Our findings suggested that there are substantial rural and urban disparities in enrollment of beneficiaries in ACOs with high CAHPS. Often, rural regions have fewer resources than urban areas. Variations in the availability of health care services between rural and urban regions may affect timely access to care. One study35 found that older Medicare fee-for-servicebeneficiaries in rural areas are potentially underdiagnosed with ADRD and receive delayed diagnosis.

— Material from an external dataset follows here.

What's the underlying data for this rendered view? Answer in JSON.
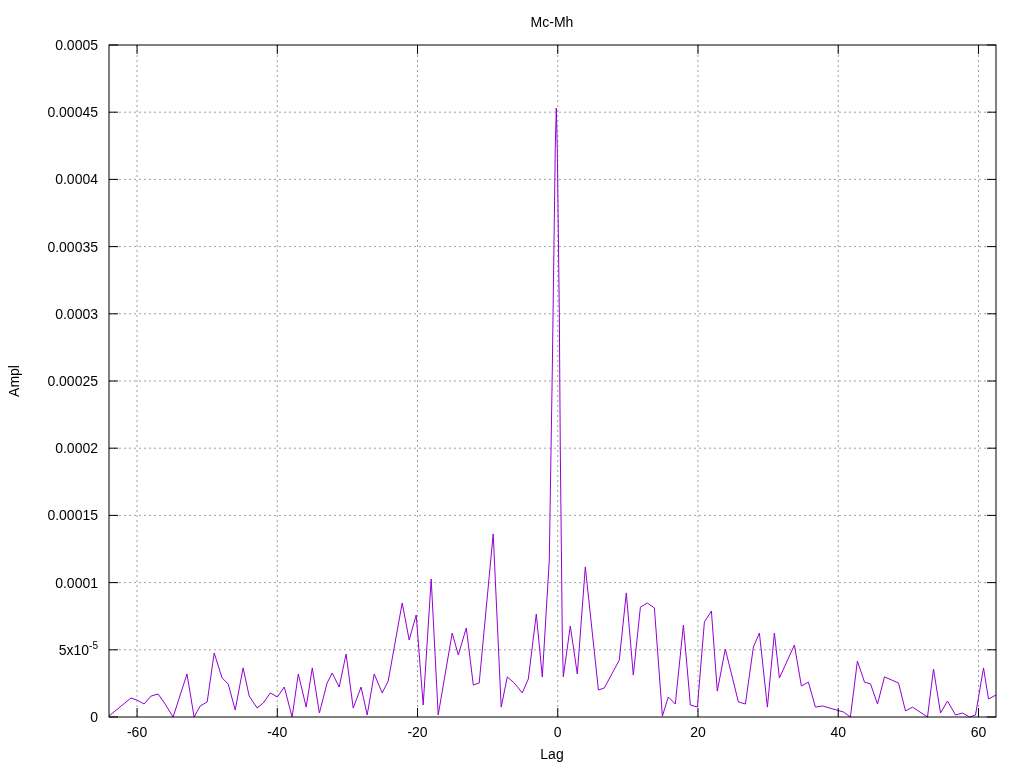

Given our growing diverse population of older adults, it is imperative that future research reflects their care experiences and needs. For example, given the lack of research on older Asian American adults, we are limited in our ability to fully explain the disparities in our study. From the literature on the aging Asian immigrants receiving care for depression, we speculated that implementing a patient-centered model in decision-making could lead to the positive engagement of the individual.
Limitations
Our study had several limitations. First, our model used multilevel controls according to the National Institute on Minority Health and Health Disparities framework but still might have missed other variables, such as the severity of the diseases, and other factors missing in the claims data, such as measures reflecting preferences, caregiver availability, and burdens, among others. Second, our study focused on MSSP ACO enrollees. Results should not be applied to the general aging population. Although the study population was homogeneous, we were able to observe significant variation among individuals belonging to different racial and ethnic groups. According to the literature, ACO enrollment might be associated with racial disparities, and White individuals were overrepresented. It is also possible that people not enrolled in an ACO experience a lower quality of care and worse disparities. Future studies may improve the data collection of the CAHPS measures to facilitate the assessment of the aging population. Additionally, our study documented CAHPS variation among patients with ADRD of different races and ethnicities. Future studies may further investigate modifiable factors that can be used to reduce observed disparities. It is a teachable moment to promote health equity and to use the opportunities of ongoing policy initiatives such as reimbursement and improving health infrastructure.
Conclusions
The burden of ADRD in the US will become increasingly high as the aging population grows and racial and ethnic diversity increases. CAHPS measures have been used widely to measure patient-centered care. It is also a proxy measure of intermediary determinants (ie, the interpersonal experience) of SRD. Our results demonstrated significant variations in CAHPS by race and ethnicity among patients with ADRD. Results suggested the urgent need to understand the factors that contributed to such disparities. Policy initiatives targeting the structural factors, such as payment reform and care coordination, might be useful to improve CAHPS for racial and ethnic minority patients with ADRD, a population that has faced SRD during their life courses.